Tests have been conducted using imperforate sheets in place of screen 30. However the results were not as good as when the screen was used. In general the sheet tended to restrict the size of the opening in the fire-suppressant panel so that discharge rate of the suppressant was lessened; the fire-out times were increased although still under 0.1 seconds; the imperforate sheet did achieve the desired anti-fragmenting action. It is preferred to use a screen in order to achieve quicker fire-out times.

The exact gauge of the screen for best fragment-containment action is not known. Test work was performed with screen formed of conventional expanded metal having openings of about one inch diameter. The screen should offer a measure of resistance commensurate with expected load; window screen would not be sufficient. The openings in the screen should offer minimum resistance to flow of pressurized suppressant.

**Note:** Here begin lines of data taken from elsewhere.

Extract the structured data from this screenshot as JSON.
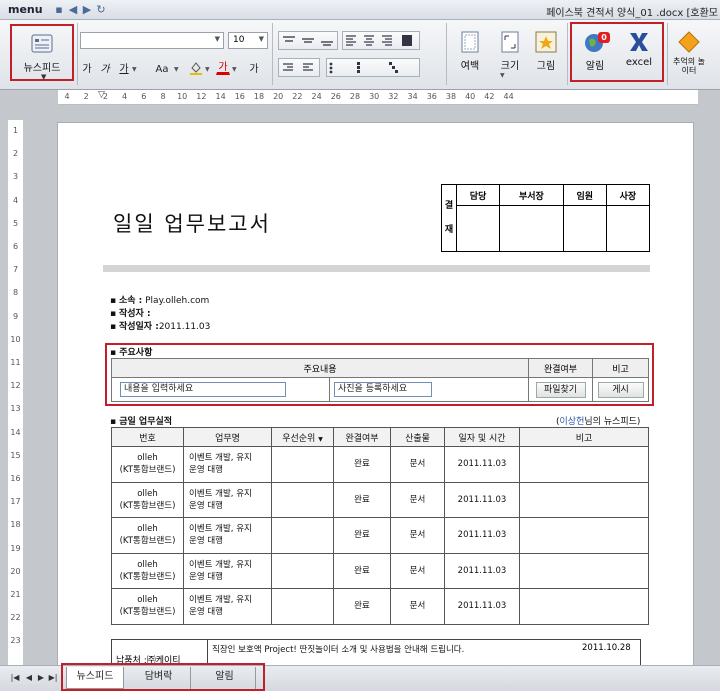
{
  "titlebar": {
    "menu": "menu",
    "title": "페이스북 견적서 양식_01 .docx [호환모"
  },
  "ribbon": {
    "newsfeed": "뉴스피드",
    "font_size": "10",
    "fmt": [
      "가",
      "가",
      "가",
      "Aa",
      "가",
      "가",
      "가"
    ],
    "margin": "여백",
    "size": "크기",
    "picture": "그림",
    "alarm": "알림",
    "alarm_badge": "0",
    "excel": "excel",
    "memory": "추억의 놀이터"
  },
  "ruler": {
    "h": [
      "4",
      "2",
      "2",
      "4",
      "6",
      "8",
      "10",
      "12",
      "14",
      "16",
      "18",
      "20",
      "22",
      "24",
      "26",
      "28",
      "30",
      "32",
      "34",
      "36",
      "38",
      "40",
      "42",
      "44"
    ],
    "v": [
      "1",
      "2",
      "3",
      "4",
      "5",
      "6",
      "7",
      "8",
      "9",
      "10",
      "11",
      "12",
      "13",
      "14",
      "15",
      "16",
      "17",
      "18",
      "19",
      "20",
      "21",
      "22",
      "23"
    ]
  },
  "doc": {
    "title": "일일 업무보고서",
    "approval": {
      "side_top": "결",
      "side_bottom": "재",
      "headers": [
        "담당",
        "부서장",
        "임원",
        "사장"
      ]
    },
    "info": [
      {
        "label": "소속 :",
        "value": " Play.olleh.com"
      },
      {
        "label": "작성자 :",
        "value": ""
      },
      {
        "label": "작성일자 :",
        "value": "2011.11.03"
      }
    ],
    "summary": {
      "title": "주요사항",
      "h_content": "주요내용",
      "h_done": "완결여부",
      "h_note": "비고",
      "input_text": "내용을 입력하세요",
      "input_photo": "사진을 등록하세요",
      "btn_file": "파일찾기",
      "btn_post": "게시"
    },
    "perf": {
      "title": "금일 업무실적",
      "source_open": "(",
      "source_name": "이상헌",
      "source_close": "님의 뉴스피드)",
      "headers": [
        "번호",
        "업무명",
        "우선순위",
        "완결여부",
        "산출물",
        "일자 및 시간",
        "비고"
      ],
      "rows": [
        {
          "no": "olleh\n(KT통합브랜드)",
          "task": "이벤트 개발, 유지\n운영 대행",
          "priority": "",
          "done": "완료",
          "output": "문서",
          "date": "2011.11.03",
          "note": ""
        },
        {
          "no": "olleh\n(KT통합브랜드)",
          "task": "이벤트 개발, 유지\n운영 대행",
          "priority": "",
          "done": "완료",
          "output": "문서",
          "date": "2011.11.03",
          "note": ""
        },
        {
          "no": "olleh\n(KT통합브랜드)",
          "task": "이벤트 개발, 유지\n운영 대행",
          "priority": "",
          "done": "완료",
          "output": "문서",
          "date": "2011.11.03",
          "note": ""
        },
        {
          "no": "olleh\n(KT통합브랜드)",
          "task": "이벤트 개발, 유지\n운영 대행",
          "priority": "",
          "done": "완료",
          "output": "문서",
          "date": "2011.11.03",
          "note": ""
        },
        {
          "no": "olleh\n(KT통합브랜드)",
          "task": "이벤트 개발, 유지\n운영 대행",
          "priority": "",
          "done": "완료",
          "output": "문서",
          "date": "2011.11.03",
          "note": ""
        }
      ]
    },
    "news": {
      "source": "납품처 :㈜케이티",
      "item": "직장인 보호액 Project! 딴짓놀이터 소개 및 사용법을 안내해 드립니다.",
      "date": "2011.10.28"
    }
  },
  "tabs": [
    "뉴스피드",
    "담벼락",
    "알림"
  ],
  "colors": {
    "highlight": "#c0202a",
    "link": "#2e57a6"
  }
}
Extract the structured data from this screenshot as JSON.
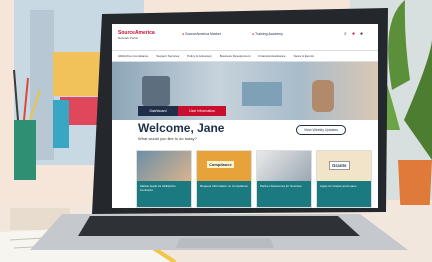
{
  "site": {
    "brand_line1": "SourceAmerica",
    "brand_line2": "Network Portal",
    "top_links": [
      "SourceAmerica Market",
      "Training Academy"
    ],
    "nav": [
      "AbilityOne Compliance",
      "Support Services",
      "Policy & Advocacy",
      "Business Development",
      "Financial Assistance",
      "News & Events"
    ],
    "tabs": [
      "Dashboard",
      "User Information"
    ],
    "welcome": "Welcome, Jane",
    "prompt": "What would you like to do today?",
    "updates_button": "View Weekly Updates",
    "cards": [
      {
        "label": "Market leads for AbilityOne Contracts",
        "image_text": ""
      },
      {
        "label": "Request Information on Compliance",
        "image_text": "Compliance"
      },
      {
        "label": "Partner Resources for Success",
        "image_text": ""
      },
      {
        "label": "Apply for Grants and Loans",
        "image_text": "Grants"
      }
    ]
  },
  "colors": {
    "brand_red": "#c8102e",
    "teal": "#1a7a80",
    "navy": "#1f2f4a"
  }
}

Screen 30 is not a massive support structure or containment structure. It probably should be yieldable or stretchable to conform to the peeled strips of wall 23. Expanded metal would appear to be a good material because it can stretch slightly in response to load forces. For example, as seen in comparison of FIGS. 6 and 7, the strand walls 57 of the screen can stretch or yield apart when a load produces a directional tension of the screen material.

I wish it to be understood that I do not desire to be limited to the exact details of construction shown and described for obvious modifications will occur to a person skilled in the art.

Claims

1. In a military vehicle having an internal fuel tank disposed in close adjacency to one of the vehicle external walls, a hollow panel containing pressurized fire suppressant, said panel being located immediately inboard from the fuel tank so that one wall of the panel lies flatwise against a major wall of the tank, said panel and fuel tank having approximately the same profile normal to said one external wall whereby the panel intercepts enemy projectiles fired into the fuel tank from external areas alongside the vehicle: the improvement comprising an anti-fragmentation foraminous screen coextensive with the fire suppressant panel; frame means defining a rigidifying border that anchors the screen at selected points around its peripheral edge; means (40,42) trained between the vehicle and frame for drawing the frame-screen unit tightly against the inboard wall of the fire suppressant panel, whereby the screen tends to minimize the tendency of the panel material to fragment into separate particles as the suppressant enlarges a hole initially formed by the projectile; the screen being an expanded metal screen having a capability of stretching in response to the forcible movement of panel wall elements thereagainst; the screen being formed so that the screen openings are about one inch in diameter; the screen being the sole layer of material on the inboard wall of the fire suppressant panel, whereby the hole enlargement action of the suppressant is substantially unaffected by the screen structure.